If anyone has information on when the different Ford Plants stopped Model T Production please let us know. And of course if anyone has some engine numbers stamped into a frame that is over 15,000,000 we would like to know more about the frame/engine & car.

Respectfully submitted,

Hap l9l5 cut off


Top of pagePrevious messageNext messageBottom of page Link to this message  By Niels Andersen on Tuesday, August 27, 2013 - 09:48 am:

Did I come closer to an answer to my initial question: "The Last One?" (car produced)? - Yes I think I did!:
Fact A: Of the 15076231 numbered engines produced
up til December 31.1927, not all were installed into a frame (could be millions of them).
Conclusion: There were far less cars produced than 15000000.
Fact B: From December 12.1926 all frames on the assemblyline were numbered with the same number as was stamped into the engine installed in that specific frame.
Conclusion: As frame 15007032 was stamped days before engine 15007600 got its number, frame (car) no. 15007600 must be later than 15007032.
Thus what we now know is that we do'nt know the number of "The Last One", but it was certainly not 15007032.


Top of pagePrevious messageNext messageBottom of page Link to this message  By Roger Karlsson, southern Sweden on Tuesday, August 27, 2013 - 10:04 am:

Since Ford sold complete numbered engines as spare parts there were less than 15,000,000 cars produced in Detroit, Manchester and all the subassembly plants together - except Canada and the subassembly plants that got parts from Canada.

The Canadian engines were numbered up to c:a 748,000 so a reasonable guess could perhaps be a total of about 15,500,000 cars worldwide? (+/- 100,000 :-) )


Top of pagePrevious messageNext messageBottom of page Link to this message  By Darel J. Leipold on Tuesday, August 27, 2013 - 03:25 pm:

I have seen two Model T installed engines that were over 15,000,000. Back in about 1955, one of the Habagger sons in Chaska, MN had a 1927 touring for sale.

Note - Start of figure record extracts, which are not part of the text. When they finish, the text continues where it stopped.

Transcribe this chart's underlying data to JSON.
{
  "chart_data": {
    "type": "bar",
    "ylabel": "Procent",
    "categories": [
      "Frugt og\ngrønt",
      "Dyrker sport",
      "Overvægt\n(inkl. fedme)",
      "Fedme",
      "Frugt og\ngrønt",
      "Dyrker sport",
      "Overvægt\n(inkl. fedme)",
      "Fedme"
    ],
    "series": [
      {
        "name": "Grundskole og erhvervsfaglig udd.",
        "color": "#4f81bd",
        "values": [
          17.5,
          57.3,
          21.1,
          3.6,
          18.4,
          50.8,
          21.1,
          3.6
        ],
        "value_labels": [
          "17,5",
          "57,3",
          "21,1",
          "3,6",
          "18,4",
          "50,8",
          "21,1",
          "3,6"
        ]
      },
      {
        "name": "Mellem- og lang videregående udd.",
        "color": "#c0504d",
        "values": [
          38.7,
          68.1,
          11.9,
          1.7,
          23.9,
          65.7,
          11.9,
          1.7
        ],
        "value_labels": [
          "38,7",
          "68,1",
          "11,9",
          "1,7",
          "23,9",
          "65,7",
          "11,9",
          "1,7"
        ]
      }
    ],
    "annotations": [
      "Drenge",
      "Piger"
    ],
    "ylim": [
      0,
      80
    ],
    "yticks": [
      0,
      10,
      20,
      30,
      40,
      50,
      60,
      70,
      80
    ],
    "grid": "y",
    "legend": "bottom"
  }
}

The number was just over 15,000,7000. I should have purchased it. About 6 years ago at the St, Peter MN swap meet was a 1927 chassis with a serial number just over 15,000,000. I do not know where either one is today.


Top of pagePrevious messageNext messageBottom of page Link to this message  By Robert Scott Owens on Wednesday, August 28, 2013 - 12:46 am:

I have heard that Ford did not count Trucks as they were cars. Can someone clear that one up? Thanks, Scott


Top of pagePrevious messageNext messageBottom of page Link to this message  By Hap Tucker in Sumter SC on Wednesday, August 28, 2013 - 07:36 am:

Robert,

I’m not sure I understand your question, but it is my understanding that Ford included the Ton Trucks 1917-1927; Delivery Car 1912, Roadster Pickups 1925-1927 and chassis (both car and truck) in their claim of over 15,000,000 Model Ts produced.

The official Ford Motor Company site at: https://media.ford.com/content/fordmedia/fna/us/en/news/2013/08/05/model-t-facts .html states: “More than 15,000,000 Model T's were built and sold.”

Note they do not say “Model T Car” but rather Model T’s” That allows including the trucks as well as the TT chassis and car chassis that were sold to outside body makers and even individuals for them to fit their own bodies.

There is a long but detailed thread at: http://www.mtfca.com/discus/messages/331880/355935.html?1366771270 that discusses how many Model Ts were built.

On pages 462 -473 of Bruce McCalley’s “Model T Ford” he has "Ford Car Production listed 1903 to 1913" and then the term switches to "Model T Ford Production" when it includes 1908 to 1919 which included the TT.

If anyone has additional information to support or correct the above – please let us know. There is always more to learn about our cars, how they produced and how to keep them on the road today.